Cosa accadrebbe se l’autenticazione a due fattori non fosse così sicura come pensiamo? Fino a ieri la possibilità di usare un altro pin, ottenere ricevute via app o sms ci sembrava il modo migliore per proteggere la nostra vita online, ma adesso le nostre certezze vacillano.
Tre esperti del settore: Franco Tommasi, professore associato di Elaborazione delle Informazioni presso il Dipartimento di Ingegneria dell’Innovazione dell’Università del Salento, coautore di uno standard Internet, insieme a Christian Catalano e Ivan Taurino, hanno messo a punto un tipo di attacco informatico che permette di bypassare l’autenticazione a due fattori (2FA). Questa notizia adesso preoccupa anche gli esperti di cybersecurity fuori dell’Accademia. Di fronte all’emergere massiccio della criminalità informatica che sfrutta largamente il furto delle credenziali per entrare nella vita delle vittime, la 2FAha rappresentato un grosso passo avanti dal punto di vista della sicurezza limitandone i rischi essendo capace di arginare anche i cosiddetti attacchi a “forza bruta”, ma la ricerca prodotta dai tre scienziati spiega come la sua efficacia sia drasticamente ridotta per gli utenti meno accorti e per gli hacker la cui capacità di utilizzo dei software è notevole.
Inoltre nonostante la comunicazione data dai ricercatori a Mozilla, Google e Apple, il metodo sfruttabile per l’attacco funziona ancora a distanza di quasi un anno dalla sua dimostrazione scientifica.
La descrizione degli effetti pratici dell’attacco è relativamente semplice. L’attacco è avviato con la tecnica del phishingma, a differenza di quanto accade di solito per questo tipo di attacchi, l’utente non è ridiretto a un sito fasullo che gli appare come quello che credeva di visitare, permettendo così agli attaccanti di impadronirsi delle credenziali, ma viene effettivamente condotto a visitare il sito autentico. Per tale motivo gli studiosi l’hanno chiamato “Browser-in-the-Middle (BitM) attack”. A quel punto il gioco è fatto.
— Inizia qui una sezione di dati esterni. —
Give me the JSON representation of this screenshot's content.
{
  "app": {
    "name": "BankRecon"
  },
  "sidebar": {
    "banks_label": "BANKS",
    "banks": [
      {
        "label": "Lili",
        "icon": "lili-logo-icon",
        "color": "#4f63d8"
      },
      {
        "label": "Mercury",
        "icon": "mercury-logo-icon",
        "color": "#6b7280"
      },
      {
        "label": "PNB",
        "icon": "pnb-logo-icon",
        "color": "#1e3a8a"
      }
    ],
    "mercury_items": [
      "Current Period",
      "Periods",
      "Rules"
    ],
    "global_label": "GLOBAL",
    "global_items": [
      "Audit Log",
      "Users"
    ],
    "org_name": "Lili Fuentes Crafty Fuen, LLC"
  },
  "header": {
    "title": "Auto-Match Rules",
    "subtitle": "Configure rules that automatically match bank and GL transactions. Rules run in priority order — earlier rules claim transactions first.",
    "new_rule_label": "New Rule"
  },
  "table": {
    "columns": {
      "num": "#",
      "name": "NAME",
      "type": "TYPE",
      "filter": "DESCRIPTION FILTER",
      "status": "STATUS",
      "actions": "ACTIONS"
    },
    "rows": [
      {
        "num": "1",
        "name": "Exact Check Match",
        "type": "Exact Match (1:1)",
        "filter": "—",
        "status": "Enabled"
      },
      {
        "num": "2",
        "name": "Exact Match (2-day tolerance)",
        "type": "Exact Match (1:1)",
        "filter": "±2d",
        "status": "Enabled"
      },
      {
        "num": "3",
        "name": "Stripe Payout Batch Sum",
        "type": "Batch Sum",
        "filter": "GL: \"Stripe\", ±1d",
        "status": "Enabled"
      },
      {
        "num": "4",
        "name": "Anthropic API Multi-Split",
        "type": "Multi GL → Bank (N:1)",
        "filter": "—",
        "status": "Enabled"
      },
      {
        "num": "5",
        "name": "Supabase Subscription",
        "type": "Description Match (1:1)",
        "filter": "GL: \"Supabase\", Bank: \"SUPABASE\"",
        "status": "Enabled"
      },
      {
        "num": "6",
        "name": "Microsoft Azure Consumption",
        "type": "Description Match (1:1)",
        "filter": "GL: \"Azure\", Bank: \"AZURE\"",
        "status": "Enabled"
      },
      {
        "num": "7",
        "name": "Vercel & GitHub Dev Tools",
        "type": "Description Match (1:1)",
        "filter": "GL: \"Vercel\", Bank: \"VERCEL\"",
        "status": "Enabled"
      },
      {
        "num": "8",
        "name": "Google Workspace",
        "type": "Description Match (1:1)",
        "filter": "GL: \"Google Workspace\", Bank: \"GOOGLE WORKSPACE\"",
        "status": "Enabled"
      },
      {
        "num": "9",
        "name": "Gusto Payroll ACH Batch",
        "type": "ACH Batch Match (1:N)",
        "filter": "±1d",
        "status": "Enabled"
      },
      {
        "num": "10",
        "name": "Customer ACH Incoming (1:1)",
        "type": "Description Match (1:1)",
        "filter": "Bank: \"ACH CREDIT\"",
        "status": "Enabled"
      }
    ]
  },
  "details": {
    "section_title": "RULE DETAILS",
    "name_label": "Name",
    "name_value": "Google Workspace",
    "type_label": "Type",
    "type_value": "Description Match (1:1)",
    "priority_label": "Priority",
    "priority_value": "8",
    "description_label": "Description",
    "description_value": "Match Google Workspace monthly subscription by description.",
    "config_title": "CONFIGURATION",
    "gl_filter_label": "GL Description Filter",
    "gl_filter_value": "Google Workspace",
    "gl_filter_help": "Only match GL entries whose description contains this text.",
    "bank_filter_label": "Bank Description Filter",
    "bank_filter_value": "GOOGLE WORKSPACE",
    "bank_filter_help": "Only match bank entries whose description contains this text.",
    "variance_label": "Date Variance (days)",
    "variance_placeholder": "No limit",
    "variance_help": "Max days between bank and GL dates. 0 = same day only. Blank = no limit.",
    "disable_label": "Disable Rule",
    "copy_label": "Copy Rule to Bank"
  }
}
Facciamo un esempio pratico: un utente riceve un messaggio che lo invita a visualizzare una comunicazione della sua banca. Se lui clicca sul link che gli viene fornito, visiterà un sito dell’attaccante che a sua volta andrà a visitare il sito della banca. La vittima introdurrà le credenziali, che l’attaccante leggerà, perché in realtà le ha fornite a lui, e le userà per entrare nel sito autentico. Il sito autentico invierà sul cellulare della vittima la richiesta di conferma che naturalmente la vittima fornirà. A questo punto il sito mostrerà all’attaccante ciò che avrebbe dovuto mostrare alla vittima. Se a questo punto la vittima vorrà avviare delle operazioni, per esempio un bonifico, l’attaccante potrà intercettare l’Iban del destinatario e modificarlo, insieme alla cifra da versare, inviando il versamento a un altro destinatario.
La ricerca è un’esclusiva del team, tuttavia con sorpresa nel febbraio 2022 si sono accorti, visitando alcuni siti dedicati alla sicurezza, che un hacker anonimo: mr.d0x, ha esposto il loro metodo, proclamandosene l’autore. Pur cercando garbatamente di fargli presente il suo errore via Twitter, lui ha risposto bloccando il loro account.
In seguito, purtroppo è successo quello che accade frequentemente sul web, dove tutti si appropriano di tutto. Il mondo della sicurezza che frequenta poco le riviste accademiche ha dato grande risonanza alla rivendicazione dell’hacker e solo in pochi hanno riconosciuto nei ricercatori italiani, sia pure tardivamente, i veri inventori dell’attacco.
Si tratta di un attacco difficile da bloccare e l’unica contromisura efficace è prevenire il phishing ma per quanto ci si sforzi ci sarà sempre qualcuno che ci casca.